This presentation is part of Preserving U.S. Military Heritage: WWII to the Cold War, Fredericksburg, Texas, June 4-6, 2019.

by Susan Edwards and Jeffrey Wedding

Abstract

Submerged for the last 70 years after ditching into the waters of Nevada’s Hoover Dam reservoir, the tale of the Lake Mead B-29 grows more interesting with each passing decade. Although constructed in 1945 to join the war in the Pacific, this Superfortress never flew a single hostile mission. Instead, the aircraft spent its brief (1946-1948) working career as a Cold War flying laboratory in search of cosmic rays and other high altitude phenomenon.

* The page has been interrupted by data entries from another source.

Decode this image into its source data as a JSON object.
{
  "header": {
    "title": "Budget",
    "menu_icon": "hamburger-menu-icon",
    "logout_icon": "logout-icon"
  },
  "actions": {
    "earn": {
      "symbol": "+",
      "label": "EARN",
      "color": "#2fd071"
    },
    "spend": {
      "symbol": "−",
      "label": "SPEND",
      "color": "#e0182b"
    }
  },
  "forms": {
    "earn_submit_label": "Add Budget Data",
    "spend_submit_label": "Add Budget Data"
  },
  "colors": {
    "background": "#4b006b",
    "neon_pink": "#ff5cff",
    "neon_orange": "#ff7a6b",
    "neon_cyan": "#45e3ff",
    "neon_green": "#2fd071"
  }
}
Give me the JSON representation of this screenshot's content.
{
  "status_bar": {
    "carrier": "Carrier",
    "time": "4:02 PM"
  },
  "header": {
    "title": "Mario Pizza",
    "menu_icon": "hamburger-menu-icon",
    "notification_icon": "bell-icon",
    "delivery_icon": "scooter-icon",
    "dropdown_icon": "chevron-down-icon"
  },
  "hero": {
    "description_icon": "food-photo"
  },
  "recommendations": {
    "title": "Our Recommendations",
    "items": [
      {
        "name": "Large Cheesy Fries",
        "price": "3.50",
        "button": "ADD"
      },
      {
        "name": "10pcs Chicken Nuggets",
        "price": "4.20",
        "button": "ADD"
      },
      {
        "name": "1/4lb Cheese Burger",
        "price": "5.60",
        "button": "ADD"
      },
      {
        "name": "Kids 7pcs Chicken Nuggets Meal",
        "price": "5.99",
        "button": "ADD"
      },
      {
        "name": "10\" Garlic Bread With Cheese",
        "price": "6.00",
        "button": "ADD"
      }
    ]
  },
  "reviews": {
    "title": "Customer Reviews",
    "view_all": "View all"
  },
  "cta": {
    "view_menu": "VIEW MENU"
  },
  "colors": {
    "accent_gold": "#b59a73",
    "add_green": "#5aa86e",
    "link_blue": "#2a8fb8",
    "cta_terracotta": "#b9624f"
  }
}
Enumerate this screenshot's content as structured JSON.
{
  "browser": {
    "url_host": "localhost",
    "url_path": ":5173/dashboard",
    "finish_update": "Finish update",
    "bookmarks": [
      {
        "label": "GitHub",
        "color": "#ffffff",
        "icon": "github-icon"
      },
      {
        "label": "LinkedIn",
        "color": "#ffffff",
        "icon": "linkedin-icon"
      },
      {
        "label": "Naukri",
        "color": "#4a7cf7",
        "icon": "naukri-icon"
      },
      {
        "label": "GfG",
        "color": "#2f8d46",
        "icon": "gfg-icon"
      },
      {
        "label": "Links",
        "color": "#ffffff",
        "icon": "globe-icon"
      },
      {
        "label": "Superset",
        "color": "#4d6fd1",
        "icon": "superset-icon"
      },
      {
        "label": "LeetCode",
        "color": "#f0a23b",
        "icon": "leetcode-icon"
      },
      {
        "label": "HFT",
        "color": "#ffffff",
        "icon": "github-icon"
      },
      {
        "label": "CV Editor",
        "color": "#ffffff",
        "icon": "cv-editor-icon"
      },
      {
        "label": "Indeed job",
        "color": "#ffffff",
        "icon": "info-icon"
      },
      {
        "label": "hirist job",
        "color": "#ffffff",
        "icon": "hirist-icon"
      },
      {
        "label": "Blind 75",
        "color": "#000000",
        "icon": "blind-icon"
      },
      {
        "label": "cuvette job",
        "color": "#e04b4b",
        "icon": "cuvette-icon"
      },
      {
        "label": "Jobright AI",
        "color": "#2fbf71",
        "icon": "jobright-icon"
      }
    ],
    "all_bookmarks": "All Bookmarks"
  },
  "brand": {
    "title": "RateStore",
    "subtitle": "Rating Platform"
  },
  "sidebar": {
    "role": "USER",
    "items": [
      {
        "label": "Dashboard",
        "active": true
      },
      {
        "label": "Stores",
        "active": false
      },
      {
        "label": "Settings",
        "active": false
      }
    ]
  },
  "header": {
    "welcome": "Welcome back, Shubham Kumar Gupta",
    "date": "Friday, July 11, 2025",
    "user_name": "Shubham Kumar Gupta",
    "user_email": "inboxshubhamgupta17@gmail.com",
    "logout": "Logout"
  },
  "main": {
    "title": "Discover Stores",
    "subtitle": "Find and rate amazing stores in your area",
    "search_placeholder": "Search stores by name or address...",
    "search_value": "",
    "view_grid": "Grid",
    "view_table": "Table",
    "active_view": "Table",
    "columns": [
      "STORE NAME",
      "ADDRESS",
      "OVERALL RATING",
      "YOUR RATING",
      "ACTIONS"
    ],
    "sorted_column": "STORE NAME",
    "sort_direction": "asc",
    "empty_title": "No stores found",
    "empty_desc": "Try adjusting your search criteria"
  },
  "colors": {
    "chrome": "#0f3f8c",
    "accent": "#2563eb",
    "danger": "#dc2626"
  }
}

Tasked with preparing a National Historic Landmark nomination for the aircraft, the authors sought fresh insight into the plane’s history by consulting some previously overlooked material including mid-century professional journals and conference proceedings, popular literature and newspapers, and family genealogies. This multi-pronged methodology relied heavily on the Internet to scrutinize often neglected source material that can be extremely labor–intensive or expensive to obtain through traditional means. It reflects our version of a state-of-the-art approach to documenting, preserving, and expanding our understanding of WWII and Cold War resources like the Lake Mead B-29.

Bios

Susan R. Edwards, M.A., R.P.A, is an Associate Research Archaeologist and Historian with the Desert Research Institute in Nevada. With 35 years of experience, Ms. Edwards has spent much of her career engaged in documenting and interpreting science-related resources of the Cold War period. She is currently working on several articles on the archaeology of nuclear testing and a book on the B-29 Superfortress submerged at Lake Mead National Recreation Area.

Jeffrey R. Wedding is an Assistant Research Scientist with the Desert Research Institute in Las Vegas, NV. His historical archaeology work has documented World War II and Cold War era military facilities and training complexes, hard rock mining camps, and transportation resources (particularly aviation and railroading). He also serves on the staff of the Nevada Aerospace Hall of Fame, and as an Associate Researcher at the Las Vegas Natural History Museum.